The aftermath was devastating. Amanda's son James, 21 at the time, wept as he told her, "Mum, I blame myself." The family was shattered, their grief compounded by the knowledge that Jessie had killed the woman who had been like a second mother to them all. For Amanda, the pain was unbearable. In the weeks that followed, she would later admit in a private letter to a therapist, "I wish my daughter was dead." It wasn't a wish born of hatred, but of a mother's helplessness in the face of a child who had become a monster. The trial that followed would reveal more about Jessie's fractured psyche, but for Amanda, the truth had already been etched into her soul long before the courtroom doors ever opened.
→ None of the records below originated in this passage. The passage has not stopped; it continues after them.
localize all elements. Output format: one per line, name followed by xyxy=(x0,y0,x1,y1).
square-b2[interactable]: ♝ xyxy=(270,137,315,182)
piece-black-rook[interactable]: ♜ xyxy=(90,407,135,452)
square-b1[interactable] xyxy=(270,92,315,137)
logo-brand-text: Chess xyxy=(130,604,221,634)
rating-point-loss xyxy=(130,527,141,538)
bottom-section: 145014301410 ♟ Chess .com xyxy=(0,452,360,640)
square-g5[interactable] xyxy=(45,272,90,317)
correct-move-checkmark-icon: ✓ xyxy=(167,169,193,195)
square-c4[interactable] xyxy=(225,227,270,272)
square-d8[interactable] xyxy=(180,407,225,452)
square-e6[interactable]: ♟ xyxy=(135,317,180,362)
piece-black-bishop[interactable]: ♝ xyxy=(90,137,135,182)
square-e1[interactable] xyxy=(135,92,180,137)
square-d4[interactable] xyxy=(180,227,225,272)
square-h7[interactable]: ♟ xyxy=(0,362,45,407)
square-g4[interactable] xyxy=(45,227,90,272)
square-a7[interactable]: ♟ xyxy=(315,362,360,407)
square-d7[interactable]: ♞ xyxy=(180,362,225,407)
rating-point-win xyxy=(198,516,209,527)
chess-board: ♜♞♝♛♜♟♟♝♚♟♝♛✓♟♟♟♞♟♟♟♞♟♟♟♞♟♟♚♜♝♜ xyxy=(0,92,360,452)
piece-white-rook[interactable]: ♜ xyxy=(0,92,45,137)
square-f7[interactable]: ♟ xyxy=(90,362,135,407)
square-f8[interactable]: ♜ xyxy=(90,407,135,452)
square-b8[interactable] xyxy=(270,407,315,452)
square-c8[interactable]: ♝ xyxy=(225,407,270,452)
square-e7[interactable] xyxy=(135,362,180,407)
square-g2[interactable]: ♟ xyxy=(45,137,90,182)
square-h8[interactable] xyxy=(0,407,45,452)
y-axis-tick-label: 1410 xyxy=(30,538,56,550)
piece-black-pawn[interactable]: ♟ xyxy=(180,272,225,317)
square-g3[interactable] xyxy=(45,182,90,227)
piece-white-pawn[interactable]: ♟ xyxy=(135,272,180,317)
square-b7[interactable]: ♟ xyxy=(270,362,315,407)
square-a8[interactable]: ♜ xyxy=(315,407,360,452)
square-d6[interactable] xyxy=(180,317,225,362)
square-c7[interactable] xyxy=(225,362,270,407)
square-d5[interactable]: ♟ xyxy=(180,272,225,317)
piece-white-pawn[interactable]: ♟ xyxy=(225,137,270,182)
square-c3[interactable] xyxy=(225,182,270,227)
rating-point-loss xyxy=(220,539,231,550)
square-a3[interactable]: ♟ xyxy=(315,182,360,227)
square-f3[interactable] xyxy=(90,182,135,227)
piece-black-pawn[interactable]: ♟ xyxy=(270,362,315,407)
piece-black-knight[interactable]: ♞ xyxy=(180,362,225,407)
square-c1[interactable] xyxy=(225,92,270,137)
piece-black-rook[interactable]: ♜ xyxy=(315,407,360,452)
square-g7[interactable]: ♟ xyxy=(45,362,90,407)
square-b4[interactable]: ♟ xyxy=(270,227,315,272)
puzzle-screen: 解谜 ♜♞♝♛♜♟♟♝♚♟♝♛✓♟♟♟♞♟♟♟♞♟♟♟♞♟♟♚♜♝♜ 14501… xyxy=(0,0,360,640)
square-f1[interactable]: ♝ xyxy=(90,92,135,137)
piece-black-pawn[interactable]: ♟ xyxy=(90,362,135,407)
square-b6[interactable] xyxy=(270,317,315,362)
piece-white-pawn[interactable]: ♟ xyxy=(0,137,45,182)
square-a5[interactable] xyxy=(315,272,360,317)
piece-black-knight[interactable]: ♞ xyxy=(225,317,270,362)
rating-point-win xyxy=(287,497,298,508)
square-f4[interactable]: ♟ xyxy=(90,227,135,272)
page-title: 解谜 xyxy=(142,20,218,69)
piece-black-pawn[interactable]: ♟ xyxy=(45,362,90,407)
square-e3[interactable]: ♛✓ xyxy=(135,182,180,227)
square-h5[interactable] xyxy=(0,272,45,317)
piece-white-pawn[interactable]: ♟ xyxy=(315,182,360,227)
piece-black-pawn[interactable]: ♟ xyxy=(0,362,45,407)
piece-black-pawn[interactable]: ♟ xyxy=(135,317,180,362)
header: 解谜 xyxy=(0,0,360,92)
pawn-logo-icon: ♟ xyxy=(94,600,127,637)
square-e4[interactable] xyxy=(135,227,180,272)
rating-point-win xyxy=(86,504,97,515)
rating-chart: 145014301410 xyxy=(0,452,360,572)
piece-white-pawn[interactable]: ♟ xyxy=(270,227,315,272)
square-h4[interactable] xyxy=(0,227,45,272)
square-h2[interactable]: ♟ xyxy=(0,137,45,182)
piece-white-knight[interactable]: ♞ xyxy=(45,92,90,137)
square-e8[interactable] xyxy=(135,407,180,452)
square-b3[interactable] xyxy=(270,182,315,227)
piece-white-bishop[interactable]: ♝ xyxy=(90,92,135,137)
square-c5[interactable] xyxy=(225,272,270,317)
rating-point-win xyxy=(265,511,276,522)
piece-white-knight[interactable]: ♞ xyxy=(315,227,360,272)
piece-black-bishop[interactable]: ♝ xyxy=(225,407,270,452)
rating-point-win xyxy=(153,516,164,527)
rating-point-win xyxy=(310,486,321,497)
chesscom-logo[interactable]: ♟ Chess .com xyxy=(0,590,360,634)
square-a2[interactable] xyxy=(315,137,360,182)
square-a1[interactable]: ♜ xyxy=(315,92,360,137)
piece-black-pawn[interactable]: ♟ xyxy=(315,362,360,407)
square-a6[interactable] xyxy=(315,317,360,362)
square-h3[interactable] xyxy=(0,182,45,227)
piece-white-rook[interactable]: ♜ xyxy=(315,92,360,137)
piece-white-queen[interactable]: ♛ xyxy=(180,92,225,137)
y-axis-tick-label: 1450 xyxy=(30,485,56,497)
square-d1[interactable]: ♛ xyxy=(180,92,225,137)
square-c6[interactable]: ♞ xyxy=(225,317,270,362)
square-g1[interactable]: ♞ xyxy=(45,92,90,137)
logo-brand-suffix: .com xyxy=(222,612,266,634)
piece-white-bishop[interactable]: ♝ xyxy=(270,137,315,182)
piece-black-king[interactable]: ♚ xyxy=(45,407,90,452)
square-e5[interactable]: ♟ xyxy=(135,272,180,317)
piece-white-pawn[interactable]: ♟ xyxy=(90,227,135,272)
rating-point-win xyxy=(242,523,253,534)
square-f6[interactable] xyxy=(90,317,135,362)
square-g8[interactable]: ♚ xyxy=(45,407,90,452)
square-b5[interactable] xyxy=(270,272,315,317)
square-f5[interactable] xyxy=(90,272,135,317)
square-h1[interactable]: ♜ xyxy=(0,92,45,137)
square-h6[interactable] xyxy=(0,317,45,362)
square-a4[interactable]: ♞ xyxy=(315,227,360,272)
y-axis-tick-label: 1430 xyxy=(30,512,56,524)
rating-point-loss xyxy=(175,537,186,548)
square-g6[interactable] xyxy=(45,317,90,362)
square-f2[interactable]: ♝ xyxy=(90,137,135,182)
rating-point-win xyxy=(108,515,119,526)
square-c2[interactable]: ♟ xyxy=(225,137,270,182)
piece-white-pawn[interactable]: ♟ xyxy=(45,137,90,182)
The night James died, his hands were still gripping the steering wheel when the car left the road. A single, jagged curve became the final act in a tragedy that his mother, Amanda Leek, believes was orchestrated by her own daughter. "If I'd stayed at Karen's, it wouldn't have happened," James had said in the days before his death, his voice trembling with guilt. Leek, who spoke to *The Daily Chronicle* under the condition of anonymity, described how her son had been consumed by remorse after his girlfriend's murder—though he never knew the full extent of what had transpired that fateful evening.

Karen Leek, Amanda's daughter and James's fiancée, was found dead in her home in 2021, her body bearing the marks of a brutal attack. The coroner's report detailed at least 12 blows from a hammer, followed by a plastic bag suffocating the 32-year-old. Her mother insists the killing was not an act of passion but a calculated, cold-blooded act by Jessie Moore, Amanda's other daughter and James's sister. "Jessie killed Karen," Leek said, her voice breaking. "And then she killed James." The latter, she argued, was no accident. James had been sleep-deprived, his mind fractured by grief and the weight of a family shattered by violence. He had driven too fast on a winding road, the car skidding off the edge before crashing into a tree. The police called it driver fatigue. Leek called it justice.
The trial of Jessie Moore was a glimpse into a family defined by dysfunction. During the sentencing, which took place via Zoom due to pandemic restrictions, the court heard how Jessie had argued with Karen over childcare responsibilities. Moments later, as Karen sat in her living room watching *Home and Away*, Jessie had crept up behind her, weapon in hand. The attack was swift, merciless. Leek described the scene with clinical precision: the hammer's impact, the muffled cries, the way Jessie had calmly left the house with her own daughter, who had been in the adjacent room. "She stopped for cigarettes and KFC on her way home," Leek said, her hands shaking. "Then she hid the hammer in a cupboard—inside my granddaughter's room."
Jessie's defense team had painted her as a victim of circumstance, citing a troubled childhood marked by neglect and abuse. Leek dismissed the argument as self-serving. "If her life was so hard, she made it that way," she said. "Karen and I gave her every chance. We bent over backward for her." The court, however, saw something else: a woman who had chosen violence over vulnerability. Jessie was sentenced to 18 years in prison, with a non-parole period of 13 years. Leek, though, remains unconvinced that incarceration will ever change her. "I don't know if she's a psychopath, a sociopath, or just plain evil," Leek said. "But I know she's beyond rehabilitation. She's the same girl who smashed her little sister in the head with a rock."

The death of James, Leek insists, was the final blow. "When he died, I lost the wrong child," she said. "It should have been Jessie." Her words hang heavy in the air, a testament to a family fractured by blood and betrayal. For Leek, the story is not over. It never will be.